Apollo stared for a centon. She bewildered him too, I expect.

"Better not. He's upset enough. We talked earlier."

"All right. I'll take him off Dad's hands." She reached out to hold him and her voice was choky. "Love you, big brother."

"You too, brat."

She straightened up and tried to grin at him. "I'll see you later then."

A kiss for me and she was gone. She and Boomer were right for each other, and God knows Apollo and I were, but for the first time I realised what I'd missed with her. She was a very practical and lovely girl. She couldn't do any good sitting with me and waiting and worrying about Apollo, but she could do some good taking care of his son. She might look like Adama, but her character was pure Ila.
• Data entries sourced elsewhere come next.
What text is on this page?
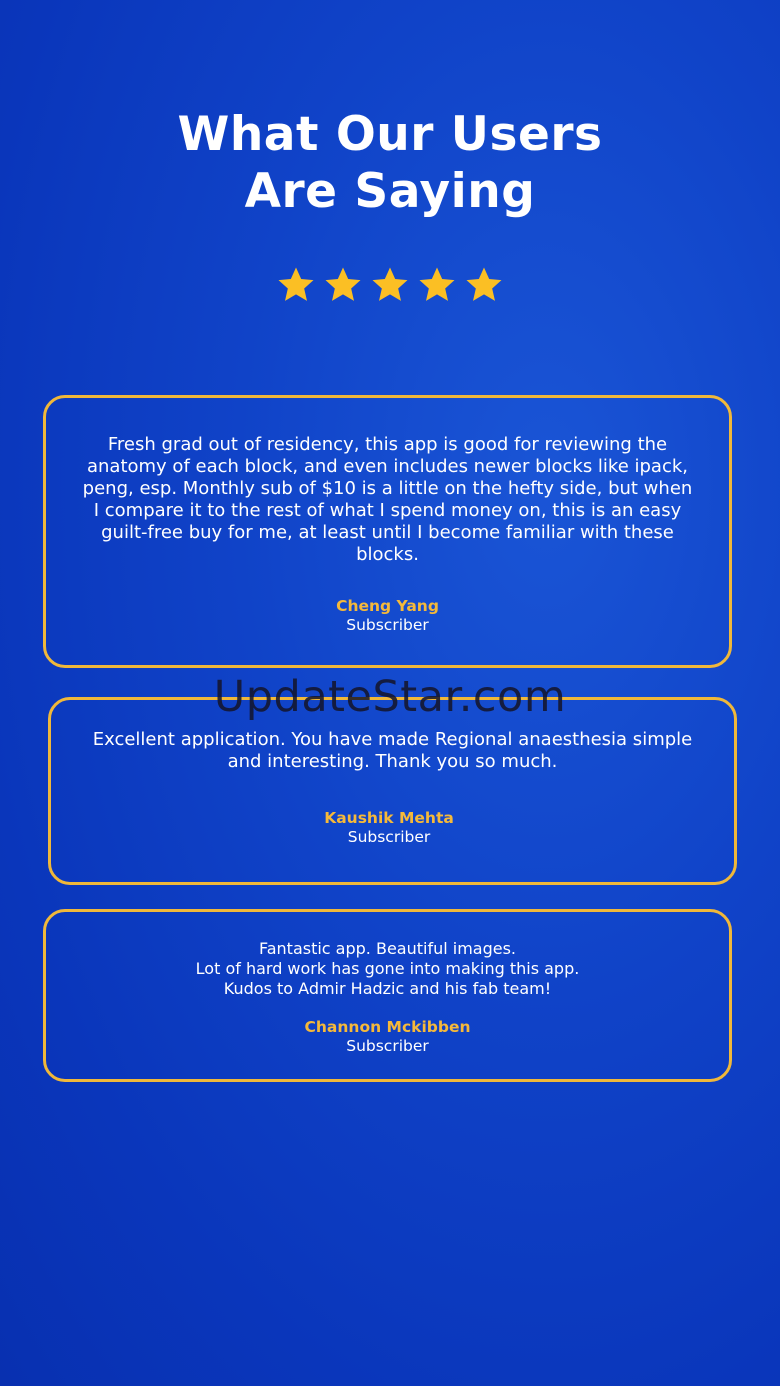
What Our Users
Are Saying
Fresh grad out of residency, this app is good for reviewing the
anatomy of each block, and even includes newer blocks like ipack,
peng, esp. Monthly sub of $10 is a little on the hefty side, but when
I compare it to the rest of what I spend money on, this is an easy
guilt-free buy for me, at least until I become familiar with these
blocks.
Cheng Yang
Subscriber
Excellent application. You have made Regional anaesthesia simple
and interesting. Thank you so much.
Kaushik Mehta
Subscriber
Fantastic app. Beautiful images.
Lot of hard work has gone into making this app.
Kudos to Admir Hadzic and his fab team!
Channon Mckibben
Subscriber
UpdateStar.com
Apollo watched her go and sat for a few centons in silence, scowling. I sat on the edge of his bed and waited.

"Shall I get him?" I asked at last.




Adama was sitting quietly in a corner of the waiting room, looking down at the hands entwined in his lap. He looked up quickly when Starbuck spoke.

"Have they taken him in?"

"Not yet. They haven't given him the pre-med yet. Athena said that you were here."

"I just want to wait," said Adama and went back to looking at his hands again, dreading that Starbuck had come to tell him that Apollo didn't want him even to do that.

"I came to give you a chance," said Starbuck. "We both know he might not make it today. If it was just me, I wouldn't do this because I don't think that you deserve it. You've made his life hell for the past three sectars. You threatened to try and take Boxey away from him, you piled work onto him until he could barely function and then criticised him so often you almost had him convinced he was the failure you wanted him to be. Did you know that he said yesterday that he was glad it was something like this and that he wasn't as stupid and inefficient as you thought?"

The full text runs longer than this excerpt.